Chong Got, managing director of Audi’s distributor, Premium Motors, said Audi’s factory in Europe would produce 20 diesel engine models this year meeting the Euro-V diesel emissions standard. However, they expected only one could meet the emissions standard of a Euro-V petrol car.
“It is not impossible to impose a petrol car’s emission standards on a diesel car. The problem is whether the manufacturers would want to alter the engines for you when their efforts mean only a boost in sales of several hundred more vehicles.”
In September, Volvo said it had created a Euro-V diesel engine as clean as Euro-VI. Bluetec, a green technology for luxury performance vehicles introduced by Mercedes-Benz, meets even the most stringent Californian diesel emissions standard, but the configurations do not match the requirements in Hong Kong.

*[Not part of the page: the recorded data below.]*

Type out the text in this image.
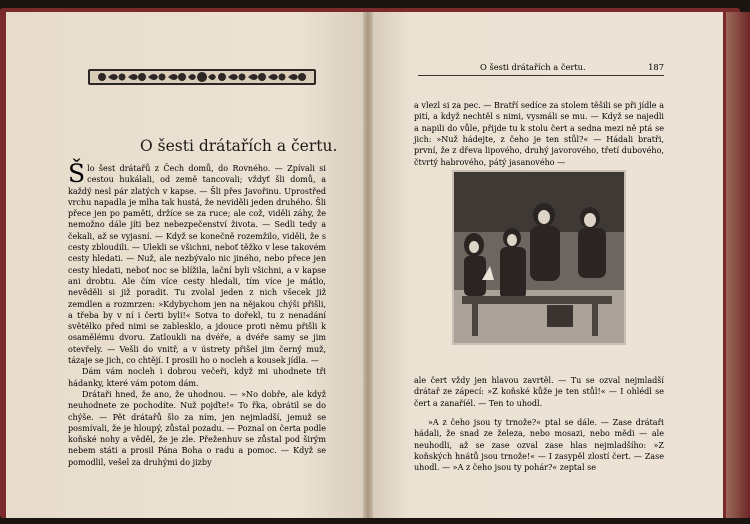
O šesti drátařích a čertu.

Šlo šest drátařů z Čech domů, do Rovného. — Zpívali si cestou hukálali, od země tancovali; vždyť šli domů, a každý nesl pár zlatých v kapse. — Šli přes Javořinu. Uprostřed vrchu napadla je mlha tak hustá, že neviděli jeden druhého. Šli přece jen po paměti, držíce se za ruce; ale což, viděli záhy, že nemožno dále jíti bez nebezpečenství života. — Sedli tedy a čekali, až se vyjasní. — Když se konečně rozemžilo, viděli, že s cesty zbloudili. — Ulekli se všichni, neboť těžko v lese takovém cesty hledati. — Nuž, ale nezbývalo nic jiného, nebo přece jen cesty hledati, neboť noc se blížila, lační byli všichni, a v kapse ani drobtu. Ale čím více cesty hledali, tím více je mátlo, nevěděli si již poradit. Tu zvolal jeden z nich všecek již zemdlen a rozmrzen: »Kdybychom jen na nějakou chýši přišli, a třeba by v ní i čerti byli!« Sotva to dořekl, tu z nenadání světélko před nimi se zablesklo, a jdouce proti němu přišli k osamělému dvoru. Zatloukli na dvéře, a dvéře samy se jim otevřely. — Vešli do vnitř, a v ústrety přišel jim černý muž, tázaje se jich, co chtějí. I prosili ho o nocleh a kousek jídla. —

Dám vám nocleh i dobrou večeři, když mi uhodnete tři hádanky, které vám potom dám.

Drátaři hned, že ano, že uhodnou. — »No dobře, ale když neuhodnete ze pochodíte. Nuž pojďte!« To řka, obrátil se do chýše. — Pět drátařů šlo za ním, jen nejmladší, jemuž se posmívali, že je hloupý, zůstal pozadu. — Poznal on čerta podle koňské nohy a věděl, že je zle. Přeženhuv se zůstal pod širým nebem státi a prosil Pána Boha o radu a pomoc. — Když se pomodlil, vešel za druhými do jizby

O šesti drátařích a čertu.	187

a vlezl si za pec. — Bratří sedíce za stolem těšili se při jídle a pití, a když nechtěl s nimi, vysmáli se mu. — Když se najedli a napili do vůle, přijde tu k stolu čert a sedna mezi ně ptá se jich: »Nuž hádejte, z čeho je ten stůl?« — Hádali bratři, první, že z dřeva lipového, druhý javorového, třetí dubového, čtvrtý habrového, pátý jasanového —

ale čert vždy jen hlavou zavrtěl. — Tu se ozval nejmladší drátař ze zápecí: »Z koňské kůže je ten stůl!« — I ohlédl se čert a zanaříél. — Ten to uhodl.

»A z čeho jsou ty trnože?« ptal se dále. — Zase drátaři hádali, že snad ze železa, nebo mosazi, nebo mědi — ale neuhodli, až se zase ozval zase hlas nejmladšího: »Z koňských hnátů jsou trnože!« — I zasypěl zlostí čert. — Zase uhodl. — »A z čeho jsou ty pohár?« zeptal se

Crown Motors, the dealer for Daihatsu, Lexus and Toyota, is also searching for qualified models, with a sales manager saying the company would try Europe if it failed to find anything in Japan.

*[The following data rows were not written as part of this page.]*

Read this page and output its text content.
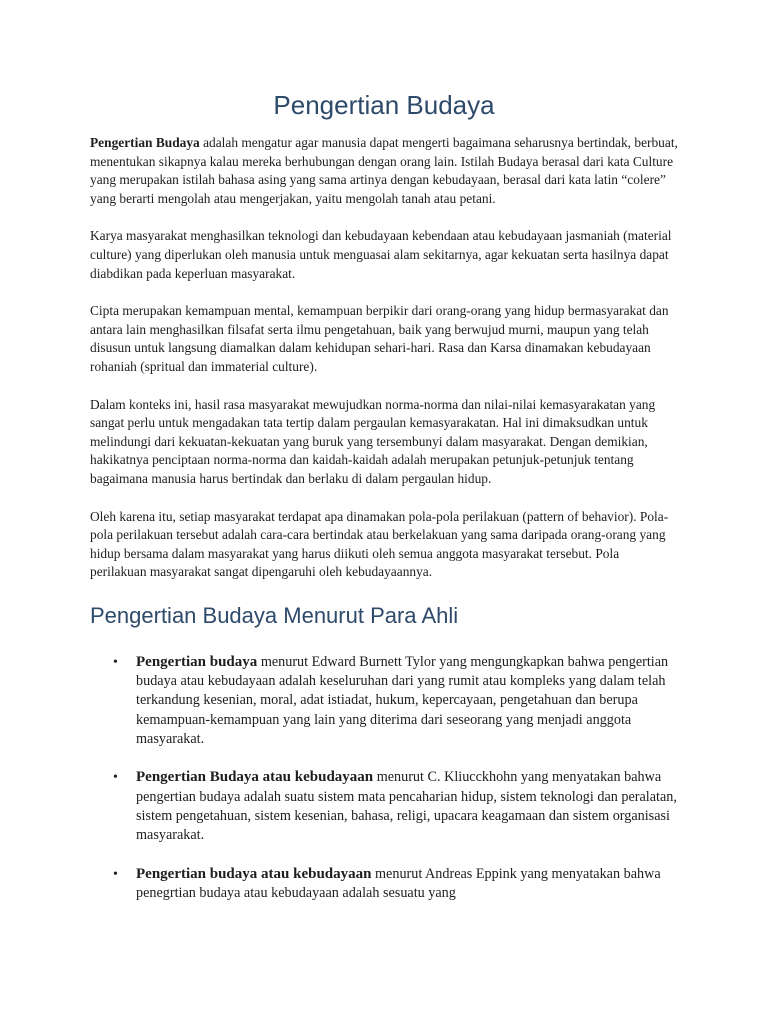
Pengertian Budaya

Pengertian Budaya adalah mengatur agar manusia dapat mengerti bagaimana seharusnya bertindak, berbuat, menentukan sikapnya kalau mereka berhubungan dengan orang lain. Istilah Budaya berasal dari kata Culture yang merupakan istilah bahasa asing yang sama artinya dengan kebudayaan, berasal dari kata latin “colere” yang berarti mengolah atau mengerjakan, yaitu mengolah tanah atau petani.

Karya masyarakat menghasilkan teknologi dan kebudayaan kebendaan atau kebudayaan jasmaniah (material culture) yang diperlukan oleh manusia untuk menguasai alam sekitarnya, agar kekuatan serta hasilnya dapat diabdikan pada keperluan masyarakat.

Cipta merupakan kemampuan mental, kemampuan berpikir dari orang-orang yang hidup bermasyarakat dan antara lain menghasilkan filsafat serta ilmu pengetahuan, baik yang berwujud murni, maupun yang telah disusun untuk langsung diamalkan dalam kehidupan sehari-hari. Rasa dan Karsa dinamakan kebudayaan rohaniah (spritual dan immaterial culture).

Dalam konteks ini, hasil rasa masyarakat mewujudkan norma-norma dan nilai-nilai kemasyarakatan yang sangat perlu untuk mengadakan tata tertip dalam pergaulan kemasyarakatan. Hal ini dimaksudkan untuk melindungi dari kekuatan-kekuatan yang buruk yang tersembunyi dalam masyarakat. Dengan demikian, hakikatnya penciptaan norma-norma dan kaidah-kaidah adalah merupakan petunjuk-petunjuk tentang bagaimana manusia harus bertindak dan berlaku di dalam pergaulan hidup.

Oleh karena itu, setiap masyarakat terdapat apa dinamakan pola-pola perilakuan (pattern of behavior). Pola-pola perilakuan tersebut adalah cara-cara bertindak atau berkelakuan yang sama daripada orang-orang yang hidup bersama dalam masyarakat yang harus diikuti oleh semua anggota masyarakat tersebut. Pola perilakuan masyarakat sangat dipengaruhi oleh kebudayaannya.

Pengertian Budaya Menurut Para Ahli
• Pengertian budaya menurut Edward Burnett Tylor yang mengungkapkan bahwa pengertian budaya atau kebudayaan adalah keseluruhan dari yang rumit atau kompleks yang dalam telah terkandung kesenian, moral, adat istiadat, hukum, kepercayaan, pengetahuan dan berupa kemampuan-kemampuan yang lain yang diterima dari seseorang yang menjadi anggota masyarakat.
• Pengertian Budaya atau kebudayaan menurut C. Kliucckhohn yang menyatakan bahwa pengertian budaya adalah suatu sistem mata pencaharian hidup, sistem teknologi dan peralatan, sistem pengetahuan, sistem kesenian, bahasa, religi, upacara keagamaan dan sistem organisasi masyarakat.
• Pengertian budaya atau kebudayaan menurut Andreas Eppink yang menyatakan bahwa penegrtian budaya atau kebudayaan adalah sesuatu yang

Edward Lau Che-feng, director of Friends of the Earth, said it was time the public and government adopted an open mind towards diesel cars with the latest emissions-control technology. However, the government should increase the phasing out of outdated diesel vehicles at the same time. “Let us be open-minded … we might fine-tune our strategy, giving more weight to a car’s fuel efficiency and climate-friendliness without significantly compromising air quality,” he said.
Dennis Leung Yiu-cheung, a mechanical engineering professor at the University of Hong Kong, believed that the most advanced diesel cars would have minimal additional impact on air quality. “There should be little problem, as most private cars are not used as frequently as diesel buses and trucks,” he said.